Diagnosis of uncomplicated acute rhinosinusitis
Rhinosinusitis refers to inflammation of the nasal mucosa and the paranasal sinuses. Although the term ‘sinusitis’ is commonly used to describe this condition, the term ‘rhinosinusitis’ is used in these guidelines because inflammation of the paranasal sinuses (sinusitis) usually occurs concurrently with inflammation of the nasal mucosa (rhinitis)Fokkens, 2020. Rhinitis can occur in isolation and is usually caused by an allergy – see Allergic rhinitis in the Respiratory guidelines for management.
Uncomplicated acute rhinosinusitis (often called ‘the common cold’) is one of the most common presentations in primary care in AustraliaMorcom, 2016. Patients present with 2 or more of the following features:
- nasal blockage (congestion or obstruction)
- nasal discharge (anterior or posterior nasal drip)
- facial pain or pressure
- reduction or loss of sense of smell.
Uncomplicated acute rhinosinusitis is usually self-limiting; symptoms tend to increase after 5 days but resolve within 7 to 14 days. In approximately 10% of adults and 20 to 60% of children, symptoms can persist for longerFokkens, 2020Lemiengre, 2018. If symptoms persist for longer than 12 weeks, the condition is termed chronic rhinosinusitis – see Chronic rhinosinusitis in the Respiratory guidelines for management.

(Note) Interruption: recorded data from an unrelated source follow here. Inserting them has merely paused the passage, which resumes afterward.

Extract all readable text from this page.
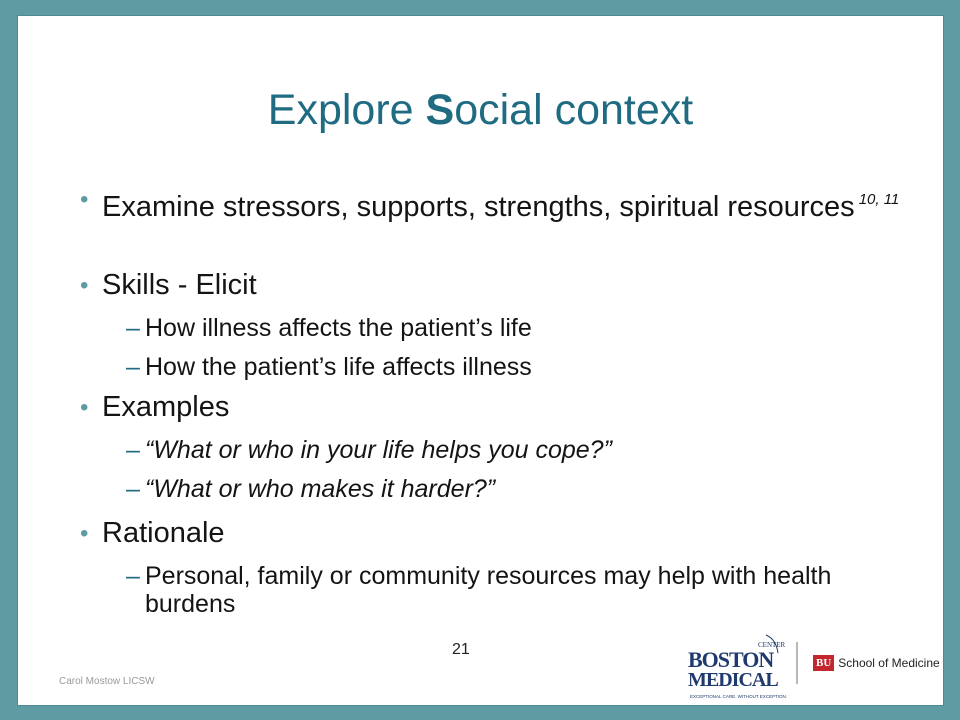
Explore Social context
• Examine stressors, supports, strengths, spiritual resources $^{10, 11}$
• Skills - Elicit
– How illness affects the patient’s life
– How the patient’s life affects illness
• Examples
– “What or who in your life helps you cope?”
– “What or who makes it harder?”
• Rationale
– Personal, family or community resources may help with health burdens
21
Carol Mostow LICSW
CENTER
BOSTON
MEDICAL
EXCEPTIONAL CARE. WITHOUT EXCEPTION.
BU School of Medicine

Uncomplicated acute rhinosinusitis is usually caused by a viral infection. Less than 2% of patients develop a secondary bacterial infection. Primary bacterial infection is rare, but can occur in patients with odontogenic infection, deficient mucociliary clearance mechanisms (eg cystic fibrosis), mechanical nasal obstruction or immune compromiseFokkens, 2020.

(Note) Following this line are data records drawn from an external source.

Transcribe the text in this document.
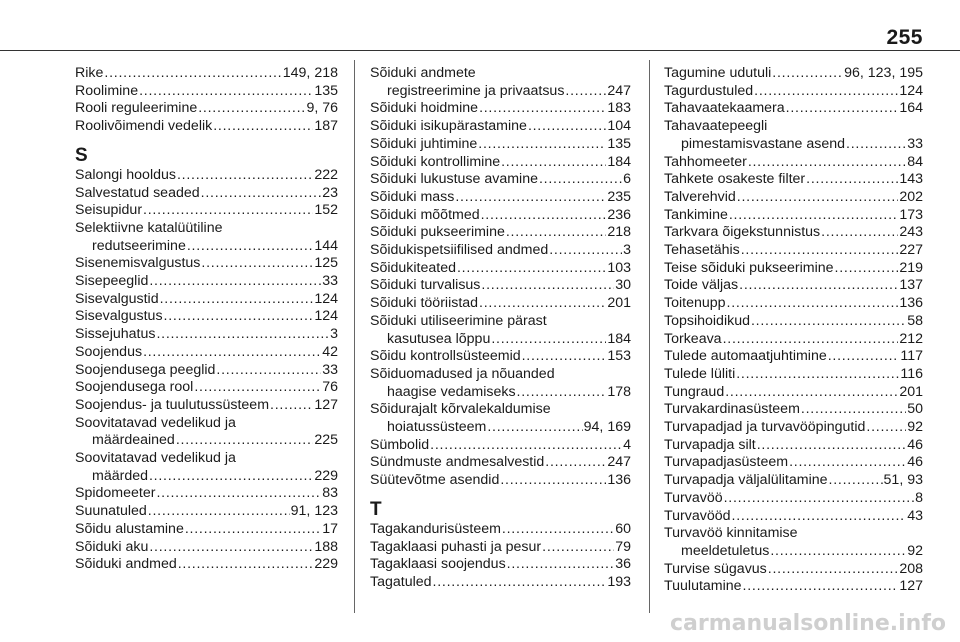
255
Rike . . .	149, 218
Roolimine . . .	135
Rooli reguleerimine . . .	9, 76
Roolivõimendi vedelik . . .	187
S
Salongi hooldus . . .	222
Salvestatud seaded . . .	23
Seisupidur . . .	152
Selektiivne katalüütiline
redutseerimine . . .	144
Sisenemisvalgustus . . .	125
Sisepeeglid . . .	33
Sisevalgustid . . .	124
Sisevalgustus . . .	124
Sissejuhatus . . .	3
Soojendus . . .	42
Soojendusega peeglid . . .	33
Soojendusega rool . . .	76
Soojendus- ja tuulutussüsteem . . .	127
Soovitatavad vedelikud ja
määrdeained . . .	225
Soovitatavad vedelikud ja
määrded . . .	229
Spidomeeter . . .	83
Suunatuled . . .	91, 123
Sõidu alustamine . . .	17
Sõiduki aku . . .	188
Sõiduki andmed . . .	229
Sõiduki andmete
registreerimine ja privaatsus . . .	247
Sõiduki hoidmine . . .	183
Sõiduki isikupärastamine . . .	104
Sõiduki juhtimine . . .	135
Sõiduki kontrollimine . . .	184
Sõiduki lukustuse avamine . . .	6
Sõiduki mass . . .	235
Sõiduki mõõtmed . . .	236
Sõiduki pukseerimine . . .	218
Sõidukispetsiifilised andmed . . .	3
Sõidukiteated . . .	103
Sõiduki turvalisus . . .	30
Sõiduki tööriistad . . .	201
Sõiduki utiliseerimine pärast
kasutusea lõppu . . .	184
Sõidu kontrollsüsteemid . . .	153
Sõiduomadused ja nõuanded
haagise vedamiseks . . .	178
Sõidurajalt kõrvalekaldumise
hoiatussüsteem . . .	94, 169
Sümbolid . . .	4
Sündmuste andmesalvestid . . .	247
Süütevõtme asendid . . .	136
T
Tagakandurisüsteem . . .	60
Tagaklaasi puhasti ja pesur . . .	79
Tagaklaasi soojendus . . .	36
Tagatuled . . .	193
Tagumine udutuli . . .	96, 123, 195
Tagurdustuled . . .	124
Tahavaatekaamera . . .	164
Tahavaatepeegli
pimestamisvastane asend . . .	33
Tahhomeeter . . .	84
Tahkete osakeste filter . . .	143
Talverehvid . . .	202
Tankimine . . .	173
Tarkvara õigekstunnistus . . .	243
Tehasetähis . . .	227
Teise sõiduki pukseerimine . . .	219
Toide väljas . . .	137
Toitenupp . . .	136
Topsihoidikud . . .	58
Torkeava . . .	212
Tulede automaatjuhtimine . . .	117
Tulede lüliti . . .	116
Tungraud . . .	201
Turvakardinasüsteem . . .	50
Turvapadjad ja turvavööpingutid . . .	92
Turvapadja silt . . .	46
Turvapadjasüsteem . . .	46
Turvapadja väljalülitamine . . .	51, 93
Turvavöö . . .	8
Turvavööd . . .	43
Turvavöö kinnitamise
meeldetuletus . . .	92
Turvise sügavus . . .	208
Tuulutamine . . .	127
carmanualsonline.info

Diagnosis of uncomplicated acute rhinosinusitis is based on clinical features and does not require investigations (eg chest X-ray, computed tomography [CT]).
Acute rhinosinusitis is considered complicated if the infection spreads beyond the paranasal sinuses and nasal cavity into adjacent spaces (eg meninges, ocular space, periorbital space). Assess patients early in the course of the illness for spread of infection – see Complicated acute rhinosinusitis for features and management. For patients with immune compromise and symptoms of rhinosinusitis (eg facial pain, nasal congestion, fever), maintain a high degree of suspicion for acute invasive fungal rhinosinusitis.
Uncomplicated acute rhinosinusitis is considered recurrent when patients have 4 or more distinct episodes per year without persistent symptoms between episodes – see Recurrent acute rhinosinusitis for managementFokkens, 2020.